Who should use this 100-year-old Scarborough road? Not trucks, says resident
Twyn Rivers Drive is a small, narrow road that cuts through the Rouge River
The road is more than 100 years old, and its main source of traffic used to be horses heading to the local mill in the Rouge Valley — but today, the future of Twyn Rivers Drive is up in the air, with the local councillor and residents at odds over what should happen.
Twyn Rivers is a scenic drive through the Rouge Valley, used by hikers, motorists — and transport trucks.
And it's those trucks that are a problem for Wendy Jo Hanninen, who has witnessed several tractor-trailers get stuck on more than one occasion. She's even taken it upon herself to film and photograph the incidents.
There are weight restrictions on the road, but they're not clear, said Hanninen, who uses the road daily to get to work.
"There are two bridges, one concrete and one a single-lane metal bridge," she explained. The weight limit is three tonnes — much less than the average transport truck, putting some drivers in difficult situations.
On Tuesday morning, Hanninen witnessed another truck get stuck. She captured the Fairgreen Sod Farms transport truck stopped at the side of the road.
Truck stuck due to 'driver error'
When CBC Toronto contacted the company, it said the truck ended up there due to driver error, adding that the GPS told the driver to take that route. The company's owner, Cam Fairty, specifically does not allow drivers to take Twyn Rivers because it can't accommodate 18-wheelers. Eventually, another truck was sent to help pull out the trapped truck, along with a mechanic.
"There's no way they'd be able to make that turn," said Hanninen. "They would have to unload the truck, couldn't take it back over the bridge and may have to reverse it out."
But part of the problem may lie in the fact that drivers aren't told of the no-truck rule until they're already on the road.
"It's not until you get down into the valley do you get a sign saying no trucks are allowed, so it's too late," said Hanninen.
She thinks sometimes drivers are following their GPS, but navigation systems don't always acknowledge nuances and restrictions on roads.
Hanninen wants there to be better signage before drivers enter the road. She'd also like to see more enforcement by police.
Road should be closed to traffic
Meanwhile, Coun. Glenn De Baeremaeker wants to see the road closed to thoroughfare motorists completely, and only used for local traffic to the park.
In 2016, he moved a motion at city hall asking staff to address what he saw as safety issues, which included steep curves, sharp turns and blind hills. In the request, he asked if there are legal liabilities for the city in keeping a road open that does not meet modern acceptable standards.
"It's just a matter of time before there's a tragic accident or someone gets killed on this road," said De Baeremaeker. "This is like the Indy 500 during rush hour — there's nothing but a long, snaking, winding line of cars that come through here, thousands at a time and they're all speeding because everyone wants to get to work fast."
The Scarborough Centre councillor hopes the staff report will come back in the fall, and that changes can be implemented immediately.
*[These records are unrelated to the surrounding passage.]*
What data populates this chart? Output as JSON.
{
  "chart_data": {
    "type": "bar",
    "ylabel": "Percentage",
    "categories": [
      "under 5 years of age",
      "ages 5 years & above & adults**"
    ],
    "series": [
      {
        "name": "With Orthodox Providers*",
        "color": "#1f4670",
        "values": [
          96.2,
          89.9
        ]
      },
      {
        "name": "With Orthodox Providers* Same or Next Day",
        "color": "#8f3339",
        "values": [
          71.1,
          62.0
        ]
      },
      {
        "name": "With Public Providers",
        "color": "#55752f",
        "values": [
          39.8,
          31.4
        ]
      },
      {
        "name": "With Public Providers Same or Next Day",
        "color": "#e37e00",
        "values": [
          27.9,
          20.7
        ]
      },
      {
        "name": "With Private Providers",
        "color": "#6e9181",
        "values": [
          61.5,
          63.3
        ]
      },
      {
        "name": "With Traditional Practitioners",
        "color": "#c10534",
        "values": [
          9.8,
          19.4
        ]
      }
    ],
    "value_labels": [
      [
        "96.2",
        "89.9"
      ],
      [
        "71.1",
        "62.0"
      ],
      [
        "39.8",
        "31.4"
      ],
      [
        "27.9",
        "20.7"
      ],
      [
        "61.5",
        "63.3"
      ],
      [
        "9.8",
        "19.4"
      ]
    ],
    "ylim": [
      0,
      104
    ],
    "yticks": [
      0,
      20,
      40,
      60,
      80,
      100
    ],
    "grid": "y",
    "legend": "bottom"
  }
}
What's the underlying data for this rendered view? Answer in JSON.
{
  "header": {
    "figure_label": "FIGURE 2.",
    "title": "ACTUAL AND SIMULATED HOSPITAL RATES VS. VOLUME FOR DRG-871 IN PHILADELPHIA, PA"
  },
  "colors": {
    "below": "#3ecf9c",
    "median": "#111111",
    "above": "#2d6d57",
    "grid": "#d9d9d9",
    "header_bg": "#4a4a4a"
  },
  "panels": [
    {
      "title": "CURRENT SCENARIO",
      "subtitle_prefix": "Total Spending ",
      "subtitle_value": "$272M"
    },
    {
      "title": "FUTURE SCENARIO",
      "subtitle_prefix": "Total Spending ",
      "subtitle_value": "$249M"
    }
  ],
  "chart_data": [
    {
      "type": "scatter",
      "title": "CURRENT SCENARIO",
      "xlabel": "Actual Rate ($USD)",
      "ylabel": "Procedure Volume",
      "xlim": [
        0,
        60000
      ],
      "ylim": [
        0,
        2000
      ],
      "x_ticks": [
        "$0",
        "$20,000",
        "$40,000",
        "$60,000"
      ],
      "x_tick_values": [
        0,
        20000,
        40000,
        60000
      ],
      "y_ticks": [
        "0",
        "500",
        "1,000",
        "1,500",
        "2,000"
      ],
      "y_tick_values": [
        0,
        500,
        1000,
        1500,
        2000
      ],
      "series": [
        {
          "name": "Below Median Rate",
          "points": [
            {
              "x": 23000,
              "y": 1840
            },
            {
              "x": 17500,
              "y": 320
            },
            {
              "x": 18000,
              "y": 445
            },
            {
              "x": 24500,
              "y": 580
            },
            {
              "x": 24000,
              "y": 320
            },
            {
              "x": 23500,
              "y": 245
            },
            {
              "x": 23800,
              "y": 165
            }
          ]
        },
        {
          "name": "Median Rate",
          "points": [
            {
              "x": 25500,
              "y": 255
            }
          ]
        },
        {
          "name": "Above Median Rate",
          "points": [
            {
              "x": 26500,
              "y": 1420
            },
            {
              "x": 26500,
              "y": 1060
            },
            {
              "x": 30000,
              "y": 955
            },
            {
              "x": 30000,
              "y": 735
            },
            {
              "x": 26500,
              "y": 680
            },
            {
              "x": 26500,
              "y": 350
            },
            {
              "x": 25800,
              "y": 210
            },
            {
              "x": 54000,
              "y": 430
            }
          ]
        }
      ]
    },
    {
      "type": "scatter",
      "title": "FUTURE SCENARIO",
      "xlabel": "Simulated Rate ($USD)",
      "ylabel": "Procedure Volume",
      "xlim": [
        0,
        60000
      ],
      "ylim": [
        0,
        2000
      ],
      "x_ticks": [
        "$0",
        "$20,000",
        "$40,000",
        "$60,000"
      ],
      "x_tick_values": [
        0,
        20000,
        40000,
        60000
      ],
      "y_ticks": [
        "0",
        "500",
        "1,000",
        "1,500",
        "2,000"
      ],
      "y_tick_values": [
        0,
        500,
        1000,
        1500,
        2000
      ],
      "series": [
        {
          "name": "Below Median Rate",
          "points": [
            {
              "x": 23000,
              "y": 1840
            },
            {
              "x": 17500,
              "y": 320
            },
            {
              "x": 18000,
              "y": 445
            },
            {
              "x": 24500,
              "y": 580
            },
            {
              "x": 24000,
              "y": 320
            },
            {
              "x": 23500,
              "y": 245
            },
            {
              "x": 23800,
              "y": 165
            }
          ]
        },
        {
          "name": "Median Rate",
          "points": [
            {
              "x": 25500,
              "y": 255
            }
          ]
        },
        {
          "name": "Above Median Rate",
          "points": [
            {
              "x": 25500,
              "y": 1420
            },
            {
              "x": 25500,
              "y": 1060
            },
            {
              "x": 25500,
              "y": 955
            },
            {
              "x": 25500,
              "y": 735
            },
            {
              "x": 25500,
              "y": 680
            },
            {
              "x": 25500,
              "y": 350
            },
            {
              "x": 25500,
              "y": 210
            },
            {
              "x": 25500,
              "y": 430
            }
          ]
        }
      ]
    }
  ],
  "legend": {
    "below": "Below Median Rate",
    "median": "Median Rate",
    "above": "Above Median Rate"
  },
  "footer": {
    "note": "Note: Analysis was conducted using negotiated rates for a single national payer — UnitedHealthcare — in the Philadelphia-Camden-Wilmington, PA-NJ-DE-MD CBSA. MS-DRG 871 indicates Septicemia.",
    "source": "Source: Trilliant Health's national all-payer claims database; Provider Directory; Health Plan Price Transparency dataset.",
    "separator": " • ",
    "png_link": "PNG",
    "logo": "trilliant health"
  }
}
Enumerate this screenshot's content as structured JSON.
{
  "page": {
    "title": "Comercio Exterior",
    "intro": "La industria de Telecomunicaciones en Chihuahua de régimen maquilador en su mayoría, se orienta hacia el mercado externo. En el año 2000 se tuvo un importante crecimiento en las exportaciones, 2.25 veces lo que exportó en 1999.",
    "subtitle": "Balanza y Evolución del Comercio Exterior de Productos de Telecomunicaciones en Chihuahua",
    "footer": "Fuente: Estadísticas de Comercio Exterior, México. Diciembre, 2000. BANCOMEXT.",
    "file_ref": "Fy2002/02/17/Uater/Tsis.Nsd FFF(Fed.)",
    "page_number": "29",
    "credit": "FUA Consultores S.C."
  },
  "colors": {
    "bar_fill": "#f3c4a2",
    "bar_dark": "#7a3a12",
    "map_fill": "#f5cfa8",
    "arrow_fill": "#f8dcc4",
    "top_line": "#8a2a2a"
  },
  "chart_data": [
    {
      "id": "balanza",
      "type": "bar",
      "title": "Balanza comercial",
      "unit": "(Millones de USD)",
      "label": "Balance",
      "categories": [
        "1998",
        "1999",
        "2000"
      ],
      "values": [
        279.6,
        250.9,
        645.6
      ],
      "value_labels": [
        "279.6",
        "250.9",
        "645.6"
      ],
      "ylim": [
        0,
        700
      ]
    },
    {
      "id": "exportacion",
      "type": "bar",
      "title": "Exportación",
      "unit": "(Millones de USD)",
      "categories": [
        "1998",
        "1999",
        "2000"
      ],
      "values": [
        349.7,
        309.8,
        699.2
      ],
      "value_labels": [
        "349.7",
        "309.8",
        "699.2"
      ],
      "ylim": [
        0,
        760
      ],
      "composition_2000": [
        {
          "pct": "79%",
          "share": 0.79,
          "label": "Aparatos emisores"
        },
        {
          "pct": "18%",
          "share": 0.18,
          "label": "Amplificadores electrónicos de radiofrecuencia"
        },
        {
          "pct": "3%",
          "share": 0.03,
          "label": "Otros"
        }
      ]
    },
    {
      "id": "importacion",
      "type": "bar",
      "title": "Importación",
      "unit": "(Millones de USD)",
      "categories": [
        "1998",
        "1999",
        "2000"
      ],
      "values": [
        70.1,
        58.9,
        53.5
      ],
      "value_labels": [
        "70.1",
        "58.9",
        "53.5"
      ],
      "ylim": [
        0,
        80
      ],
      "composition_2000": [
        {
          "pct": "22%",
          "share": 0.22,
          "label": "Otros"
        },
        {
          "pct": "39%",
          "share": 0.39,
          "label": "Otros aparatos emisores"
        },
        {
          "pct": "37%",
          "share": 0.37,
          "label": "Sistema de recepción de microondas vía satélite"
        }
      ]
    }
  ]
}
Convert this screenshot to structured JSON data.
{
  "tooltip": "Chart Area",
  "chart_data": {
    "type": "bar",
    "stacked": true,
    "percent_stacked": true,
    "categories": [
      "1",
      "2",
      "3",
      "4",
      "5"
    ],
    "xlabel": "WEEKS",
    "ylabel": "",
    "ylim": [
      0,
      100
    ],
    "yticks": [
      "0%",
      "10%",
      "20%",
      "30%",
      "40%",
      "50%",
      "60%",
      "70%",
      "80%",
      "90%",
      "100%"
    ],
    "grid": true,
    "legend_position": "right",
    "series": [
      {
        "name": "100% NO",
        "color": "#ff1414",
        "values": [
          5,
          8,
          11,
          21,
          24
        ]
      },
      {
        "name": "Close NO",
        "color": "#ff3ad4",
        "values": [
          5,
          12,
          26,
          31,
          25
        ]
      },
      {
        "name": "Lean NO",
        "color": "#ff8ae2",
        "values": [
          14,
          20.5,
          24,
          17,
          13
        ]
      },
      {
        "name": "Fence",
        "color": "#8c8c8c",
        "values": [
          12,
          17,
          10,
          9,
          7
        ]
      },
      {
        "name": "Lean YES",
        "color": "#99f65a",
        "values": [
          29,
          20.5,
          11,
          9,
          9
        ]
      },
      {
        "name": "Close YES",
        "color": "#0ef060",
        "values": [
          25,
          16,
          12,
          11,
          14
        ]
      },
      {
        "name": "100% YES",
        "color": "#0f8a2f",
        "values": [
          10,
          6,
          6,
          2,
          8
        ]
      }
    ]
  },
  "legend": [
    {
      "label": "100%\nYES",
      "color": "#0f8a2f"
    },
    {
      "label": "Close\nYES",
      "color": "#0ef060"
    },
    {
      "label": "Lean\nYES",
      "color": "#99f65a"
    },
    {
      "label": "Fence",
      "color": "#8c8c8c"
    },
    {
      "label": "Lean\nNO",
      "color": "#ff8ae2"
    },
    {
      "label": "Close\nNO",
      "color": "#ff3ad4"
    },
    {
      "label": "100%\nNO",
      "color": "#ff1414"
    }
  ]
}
The ultimate goal is for people to stop using Twyn Rivers as a shortcut to get to work.
Few alternate routes, says resident
But that's something Hanninen isn't on board with, citing the few alternate routes to get from east to west in the area.
"Getting from Pickering to the Scarborough side, there's not a lot of options ... the 401, Kingston Road or Twyn Rivers," she explained. "If there's an accident, it can mean a lot of delays. People do use this road for commuting."
"I love driving through here every morning, it's kind of like my little taste of nature before I get to work," she said.
The road is also used by pedestrians and cyclists, even though there is no dedicated path for them, which Hanninen would also like to see changed.
"People would get to the park a lot more if they could walk to it," she said.
Staff report expected in fall
Andrea Jacobs was walking alongisde the road with her two daughters Cherin and Chandy on Wednesday afternoon, an activity they do regularly.
She echoed the issues De Baeremaeker and Hanninen have witnessed with vehicle traffic.
"Cars speed too fast and too much. It's narrow and it's one-way, sort of — this is like in the Caribbean, like country roads in the city," she said.
Chandy said she likes walking in the park to "go up and down the hills" for exercise, but Cherin said she's seen cars "going on the line where people walk" more than once.
Once the staff report is out, the issue will be in the hands of Scarborough Community Council, since Twyn Rivers is considered a country road, which means its jurisdiction lies with the local municipality.